YOLODetectionBlockV3
get_yolov3
yolo3_darknet53_custom
YOLOV3 类被创建实例的 case
实例被调用的 case
在 YOLO3DefaultTrainTransform 中
        with autograd.train_mode():
            _, self._anchors, self._offsets, self._feat_maps, _, _, _, _ = net(self._fake_x)
YOLOV3

__init__

整个 YOLOV3 的 building blocks 有 stages, transitions (_conv2d), yolo_blocks (YOLODetectionBlockV3), yolo_outputs (YOLOOutputV3)
            # note that anchors and strides should be used in reverse order
            for i, stage, channel, anchor, stride in zip(
                    range(len(stages)), stages, channels, anchors[::-1], strides[::-1]):
                self.stages.add(stage)
                block = YOLODetectionBlockV3(
                    channel, norm_layer=norm_layer, norm_kwargs=norm_kwargs)
                self.yolo_blocks.add(block)
                output = YOLOOutputV3(i, len(classes), anchor, stride, alloc_size=alloc_size)
                self.yolo_outputs.add(output)
                if i > 0:
                    self.transitions.add(_conv2d(channel, 1, 0, 1,
                                                 norm_layer=norm_layer, norm_kwargs=norm_kwargs))

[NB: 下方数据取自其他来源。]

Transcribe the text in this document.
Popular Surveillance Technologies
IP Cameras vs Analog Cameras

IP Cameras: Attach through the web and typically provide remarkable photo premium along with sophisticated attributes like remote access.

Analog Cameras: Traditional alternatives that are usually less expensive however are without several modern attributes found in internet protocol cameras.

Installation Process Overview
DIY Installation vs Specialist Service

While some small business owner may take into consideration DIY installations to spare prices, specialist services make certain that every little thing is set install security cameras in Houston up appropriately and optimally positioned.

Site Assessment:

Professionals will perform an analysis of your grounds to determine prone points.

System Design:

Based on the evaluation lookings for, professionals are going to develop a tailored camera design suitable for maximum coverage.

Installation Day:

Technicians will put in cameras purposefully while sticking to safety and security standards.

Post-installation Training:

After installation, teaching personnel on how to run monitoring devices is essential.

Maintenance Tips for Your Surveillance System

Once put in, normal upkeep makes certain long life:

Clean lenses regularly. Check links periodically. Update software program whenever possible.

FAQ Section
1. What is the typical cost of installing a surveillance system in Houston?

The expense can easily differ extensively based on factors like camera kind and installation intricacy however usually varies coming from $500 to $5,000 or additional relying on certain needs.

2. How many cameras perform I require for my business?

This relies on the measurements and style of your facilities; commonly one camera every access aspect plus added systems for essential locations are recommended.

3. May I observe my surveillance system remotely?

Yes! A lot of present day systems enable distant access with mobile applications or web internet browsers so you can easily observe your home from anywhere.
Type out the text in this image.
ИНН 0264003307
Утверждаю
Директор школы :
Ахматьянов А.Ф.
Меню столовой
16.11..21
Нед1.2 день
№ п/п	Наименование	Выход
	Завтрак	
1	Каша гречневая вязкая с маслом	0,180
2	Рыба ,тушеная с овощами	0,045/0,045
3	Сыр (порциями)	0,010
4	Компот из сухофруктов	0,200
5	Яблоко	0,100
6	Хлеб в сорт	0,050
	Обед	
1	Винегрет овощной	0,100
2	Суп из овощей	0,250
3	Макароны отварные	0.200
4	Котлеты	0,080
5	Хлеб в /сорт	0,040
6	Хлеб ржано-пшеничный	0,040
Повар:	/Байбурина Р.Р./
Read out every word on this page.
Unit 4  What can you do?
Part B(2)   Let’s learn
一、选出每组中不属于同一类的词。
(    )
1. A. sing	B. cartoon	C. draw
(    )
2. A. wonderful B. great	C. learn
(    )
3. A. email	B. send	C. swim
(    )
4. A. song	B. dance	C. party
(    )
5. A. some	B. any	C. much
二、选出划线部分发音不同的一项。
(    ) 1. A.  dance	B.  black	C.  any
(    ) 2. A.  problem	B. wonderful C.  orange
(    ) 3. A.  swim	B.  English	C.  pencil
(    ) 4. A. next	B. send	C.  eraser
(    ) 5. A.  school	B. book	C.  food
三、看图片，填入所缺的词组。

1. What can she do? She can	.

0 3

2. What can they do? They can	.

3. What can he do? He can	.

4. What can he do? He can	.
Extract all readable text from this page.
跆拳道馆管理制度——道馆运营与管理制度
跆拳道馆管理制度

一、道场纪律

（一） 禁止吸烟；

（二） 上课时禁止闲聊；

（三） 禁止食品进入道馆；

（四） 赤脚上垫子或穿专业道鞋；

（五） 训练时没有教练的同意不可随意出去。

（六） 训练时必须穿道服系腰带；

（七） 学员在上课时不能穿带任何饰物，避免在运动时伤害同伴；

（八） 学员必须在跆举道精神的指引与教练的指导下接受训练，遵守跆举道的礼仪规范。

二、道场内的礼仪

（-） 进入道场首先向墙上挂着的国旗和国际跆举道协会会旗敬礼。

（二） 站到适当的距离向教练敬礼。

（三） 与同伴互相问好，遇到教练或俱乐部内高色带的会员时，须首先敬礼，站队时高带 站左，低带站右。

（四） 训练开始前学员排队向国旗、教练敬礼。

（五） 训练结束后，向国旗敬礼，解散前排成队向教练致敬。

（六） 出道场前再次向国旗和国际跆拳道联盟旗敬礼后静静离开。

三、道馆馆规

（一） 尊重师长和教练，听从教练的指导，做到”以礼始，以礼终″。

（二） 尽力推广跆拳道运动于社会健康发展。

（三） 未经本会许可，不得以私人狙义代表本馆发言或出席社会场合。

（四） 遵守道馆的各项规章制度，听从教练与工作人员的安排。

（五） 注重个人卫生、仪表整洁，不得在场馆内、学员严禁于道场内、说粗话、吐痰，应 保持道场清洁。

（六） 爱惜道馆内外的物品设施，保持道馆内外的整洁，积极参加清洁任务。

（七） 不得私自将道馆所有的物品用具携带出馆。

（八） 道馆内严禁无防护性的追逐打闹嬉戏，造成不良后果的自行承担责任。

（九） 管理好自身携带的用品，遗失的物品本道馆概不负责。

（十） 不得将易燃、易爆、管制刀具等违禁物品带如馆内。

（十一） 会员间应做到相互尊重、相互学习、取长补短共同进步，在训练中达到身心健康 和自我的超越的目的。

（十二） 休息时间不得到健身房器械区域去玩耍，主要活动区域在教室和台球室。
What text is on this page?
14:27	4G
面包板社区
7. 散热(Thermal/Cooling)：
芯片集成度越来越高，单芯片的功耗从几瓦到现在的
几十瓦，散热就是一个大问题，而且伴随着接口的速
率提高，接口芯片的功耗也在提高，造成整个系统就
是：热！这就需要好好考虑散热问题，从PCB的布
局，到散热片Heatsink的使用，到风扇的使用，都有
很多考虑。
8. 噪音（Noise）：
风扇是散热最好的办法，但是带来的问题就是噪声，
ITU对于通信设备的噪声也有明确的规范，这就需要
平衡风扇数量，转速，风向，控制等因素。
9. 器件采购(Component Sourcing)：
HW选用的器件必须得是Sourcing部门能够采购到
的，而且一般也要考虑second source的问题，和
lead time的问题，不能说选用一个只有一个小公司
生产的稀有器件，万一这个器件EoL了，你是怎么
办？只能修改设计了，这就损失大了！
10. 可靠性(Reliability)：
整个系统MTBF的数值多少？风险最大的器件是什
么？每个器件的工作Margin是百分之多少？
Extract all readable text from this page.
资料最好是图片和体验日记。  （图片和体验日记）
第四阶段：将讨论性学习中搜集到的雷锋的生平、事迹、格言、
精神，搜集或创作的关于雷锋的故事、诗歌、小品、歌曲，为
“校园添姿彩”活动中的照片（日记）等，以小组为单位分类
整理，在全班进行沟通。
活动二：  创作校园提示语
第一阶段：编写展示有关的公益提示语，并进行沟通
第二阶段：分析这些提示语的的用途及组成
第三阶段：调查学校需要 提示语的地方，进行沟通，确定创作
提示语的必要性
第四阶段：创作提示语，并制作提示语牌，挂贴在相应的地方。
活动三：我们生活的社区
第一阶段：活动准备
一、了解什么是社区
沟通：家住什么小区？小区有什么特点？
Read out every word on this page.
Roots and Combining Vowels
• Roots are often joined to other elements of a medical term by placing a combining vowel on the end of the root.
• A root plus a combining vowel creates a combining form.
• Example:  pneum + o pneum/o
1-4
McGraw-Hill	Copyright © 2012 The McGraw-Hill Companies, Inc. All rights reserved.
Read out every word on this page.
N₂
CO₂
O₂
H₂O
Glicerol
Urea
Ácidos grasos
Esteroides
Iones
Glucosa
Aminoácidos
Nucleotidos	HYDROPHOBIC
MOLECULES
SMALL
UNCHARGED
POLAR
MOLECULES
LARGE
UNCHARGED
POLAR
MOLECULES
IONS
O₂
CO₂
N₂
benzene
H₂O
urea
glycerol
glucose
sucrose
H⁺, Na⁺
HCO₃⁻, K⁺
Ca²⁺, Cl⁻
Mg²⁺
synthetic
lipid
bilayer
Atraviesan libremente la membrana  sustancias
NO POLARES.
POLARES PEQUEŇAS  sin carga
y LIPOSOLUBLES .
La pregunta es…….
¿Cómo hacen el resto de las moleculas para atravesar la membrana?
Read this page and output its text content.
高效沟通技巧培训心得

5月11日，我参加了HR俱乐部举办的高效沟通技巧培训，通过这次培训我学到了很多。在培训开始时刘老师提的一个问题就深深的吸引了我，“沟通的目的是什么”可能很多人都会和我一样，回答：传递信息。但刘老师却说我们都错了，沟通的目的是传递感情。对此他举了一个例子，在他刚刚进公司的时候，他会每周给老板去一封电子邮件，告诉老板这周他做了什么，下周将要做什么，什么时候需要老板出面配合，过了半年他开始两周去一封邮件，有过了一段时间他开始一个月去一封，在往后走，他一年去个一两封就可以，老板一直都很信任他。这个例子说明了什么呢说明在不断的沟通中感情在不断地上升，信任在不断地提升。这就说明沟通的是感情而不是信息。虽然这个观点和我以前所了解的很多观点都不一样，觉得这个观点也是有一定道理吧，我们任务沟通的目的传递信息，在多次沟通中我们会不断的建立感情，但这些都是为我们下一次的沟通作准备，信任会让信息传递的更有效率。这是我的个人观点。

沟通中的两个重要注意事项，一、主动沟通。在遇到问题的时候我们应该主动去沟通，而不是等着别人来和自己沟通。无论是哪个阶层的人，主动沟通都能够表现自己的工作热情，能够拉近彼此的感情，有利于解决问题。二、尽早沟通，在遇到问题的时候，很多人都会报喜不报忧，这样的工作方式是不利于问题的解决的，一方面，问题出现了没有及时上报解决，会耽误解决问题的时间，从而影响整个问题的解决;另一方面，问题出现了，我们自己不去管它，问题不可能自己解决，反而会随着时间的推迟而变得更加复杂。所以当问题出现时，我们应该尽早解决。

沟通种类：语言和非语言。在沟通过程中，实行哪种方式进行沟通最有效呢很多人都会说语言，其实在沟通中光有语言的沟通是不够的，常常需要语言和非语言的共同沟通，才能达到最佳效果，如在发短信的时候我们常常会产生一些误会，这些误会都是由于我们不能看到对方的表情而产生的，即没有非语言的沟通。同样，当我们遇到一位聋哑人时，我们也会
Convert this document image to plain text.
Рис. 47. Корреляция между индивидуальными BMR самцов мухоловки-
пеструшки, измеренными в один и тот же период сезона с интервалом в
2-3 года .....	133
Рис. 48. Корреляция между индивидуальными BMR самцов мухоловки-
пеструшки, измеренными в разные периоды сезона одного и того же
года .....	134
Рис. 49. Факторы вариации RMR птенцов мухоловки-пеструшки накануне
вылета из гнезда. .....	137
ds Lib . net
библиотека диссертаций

因为采用了 Feature Pyramid, 所以这里的 anchors 和 strides 才是逆序使用的, 也就是先从 feature map 面积最小的开始

hybrid_forward

    def hybrid_forward(self, F, x, *args):

输入的 x 是 Feature map, 大小为 (B, C, H, W)
输入的 args 是一个 List, 训练的时候为 (gt_boxes, obj_t, centers_t, scales_t, weights_t, clas_t)
输出: 训练时只会输出各种 loss, 即 (obj_loss, center_loss, scale_loss, cls_loss); inference 时, 返回 (B, N, 6) 的 mx.ndarray, 最后一维依次是 (cid, score, xmin, ymin, xmax, ymax)

        routes = []
        for stage, block, output in zip(self.stages, self.yolo_blocks, self.yolo_outputs):
            x = stage(x)
            routes.append(x)

routes 里面存的就是由浅到深每个 stage 输出的 feature map, 这部分代码执行完毕后, 一定要注意, x 已经是 Darknet53 本身最末端的输出了. 因为 YOLO3 的 Backbone 其实是 Darknet53 + Feature Pyramid, 这一步是为了后续实现 Feature Pyramid 而做准备的. 下图是采用了 Feature Pyramid 的 RetinaNet 的示意图.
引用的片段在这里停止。